You know that feeling when you tear open the wrapping paper on a gift? A beautifully wrapped gift, one whose box and wrapping only faintly hint at the wonder that is inside? You vaguely know what you are hoping for, but don’t dare dream that this could be it?
Or, or, or…you are expecting that Amazon package, that special new thing that is going to complete your life in the most delectable way?
Let me tell you, sixty bucks spent on anything should feel like one of the above.
Yeah. Well, that is not what happened to me today.
I picked up the Elf Boots and forked over sixty bucks, only to be handed back my favorite boots, looking exactly how they should look. No bells and whistles. They still had the green Play-Doh ground into one of the straps. They looked practical, the soles and heels were brand new and the broken strap replaced.
I made an artisan happy.
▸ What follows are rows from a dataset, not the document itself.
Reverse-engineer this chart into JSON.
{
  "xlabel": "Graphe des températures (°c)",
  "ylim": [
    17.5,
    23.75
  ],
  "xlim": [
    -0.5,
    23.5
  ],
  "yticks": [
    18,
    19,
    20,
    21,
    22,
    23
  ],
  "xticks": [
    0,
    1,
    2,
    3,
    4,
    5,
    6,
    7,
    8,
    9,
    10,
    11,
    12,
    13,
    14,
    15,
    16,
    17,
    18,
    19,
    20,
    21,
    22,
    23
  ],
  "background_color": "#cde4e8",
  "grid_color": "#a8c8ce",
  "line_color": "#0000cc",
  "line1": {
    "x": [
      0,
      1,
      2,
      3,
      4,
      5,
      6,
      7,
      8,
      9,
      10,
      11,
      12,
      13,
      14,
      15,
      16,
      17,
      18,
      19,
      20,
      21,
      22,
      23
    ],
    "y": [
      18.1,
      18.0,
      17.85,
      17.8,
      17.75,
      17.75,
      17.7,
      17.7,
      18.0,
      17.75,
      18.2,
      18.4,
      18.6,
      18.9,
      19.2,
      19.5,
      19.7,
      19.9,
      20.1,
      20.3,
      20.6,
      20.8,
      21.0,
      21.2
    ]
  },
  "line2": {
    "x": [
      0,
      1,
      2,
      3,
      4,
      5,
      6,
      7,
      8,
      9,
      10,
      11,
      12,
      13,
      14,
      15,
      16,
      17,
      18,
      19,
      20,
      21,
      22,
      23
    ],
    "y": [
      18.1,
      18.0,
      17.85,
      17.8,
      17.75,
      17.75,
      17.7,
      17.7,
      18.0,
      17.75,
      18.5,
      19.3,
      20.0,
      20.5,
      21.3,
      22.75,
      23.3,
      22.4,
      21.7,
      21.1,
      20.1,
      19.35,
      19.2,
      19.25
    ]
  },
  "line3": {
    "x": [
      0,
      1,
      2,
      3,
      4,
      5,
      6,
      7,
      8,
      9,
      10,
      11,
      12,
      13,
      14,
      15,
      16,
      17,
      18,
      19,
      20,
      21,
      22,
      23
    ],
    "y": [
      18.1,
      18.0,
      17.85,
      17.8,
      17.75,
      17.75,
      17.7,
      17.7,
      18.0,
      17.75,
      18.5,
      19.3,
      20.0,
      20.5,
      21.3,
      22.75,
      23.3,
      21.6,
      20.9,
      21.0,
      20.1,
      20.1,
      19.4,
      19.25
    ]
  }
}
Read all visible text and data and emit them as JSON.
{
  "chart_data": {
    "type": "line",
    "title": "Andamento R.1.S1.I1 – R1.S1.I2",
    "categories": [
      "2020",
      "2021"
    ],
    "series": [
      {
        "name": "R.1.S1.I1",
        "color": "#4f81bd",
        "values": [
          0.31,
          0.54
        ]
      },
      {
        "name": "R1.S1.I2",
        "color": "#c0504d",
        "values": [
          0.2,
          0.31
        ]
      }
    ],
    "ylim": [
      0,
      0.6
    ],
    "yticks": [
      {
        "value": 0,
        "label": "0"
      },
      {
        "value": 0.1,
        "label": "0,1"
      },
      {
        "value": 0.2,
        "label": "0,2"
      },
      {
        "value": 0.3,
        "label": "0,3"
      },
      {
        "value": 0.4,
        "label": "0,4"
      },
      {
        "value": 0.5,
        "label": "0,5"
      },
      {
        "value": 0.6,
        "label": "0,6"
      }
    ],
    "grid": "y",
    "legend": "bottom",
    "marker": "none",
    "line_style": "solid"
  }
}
I am tickled to support our local economy in a way that works with how I want to live my life.
But still. Sixty bucks is sixty bucks. There could have at least been, I dunno, like a wrapped package with a bow or something and a flowery letter of thanks from Rumpelstiltskin.
Once I got the shoes home, I took out a long-neglected spray bottle of leather waterproofer and sprayed those suckers down as though we lived in the Pacific Northwest. I treated them like they were new. I took out a suede brush and spiffed them up real nice. (Without green Play-Doh they look positively smashing.) I got out a few other leather items and waterproofed them. Seeing a neat little row of fresh, well-loved shoes and a backpack made my heart warm.
I am glad to have my boots back, but I was admittedly disappointed at the same time. However, this disappointment is very distinct from buyer’s remorse, another feeling with which I am intimately familiar. And given the sum of money spent, I could easily have felt it.
How I treat my things, though, that can make a difference. Seeing my boots: fixed and brushed and cleaned and waterproofed made me feel like a good steward. The disappointment faded and made way for something more pleasant: satisfaction.
I came to remember that Stewardship is one of the virtues on my family’s list, one of the sixty-some virtues we want our children to learn to live by. Feeling virtuous, in this small thing, made me feel happy.
There are no fancy bows or wrapping paper that come with being a good steward. But virtue, it turns out, is its own reward.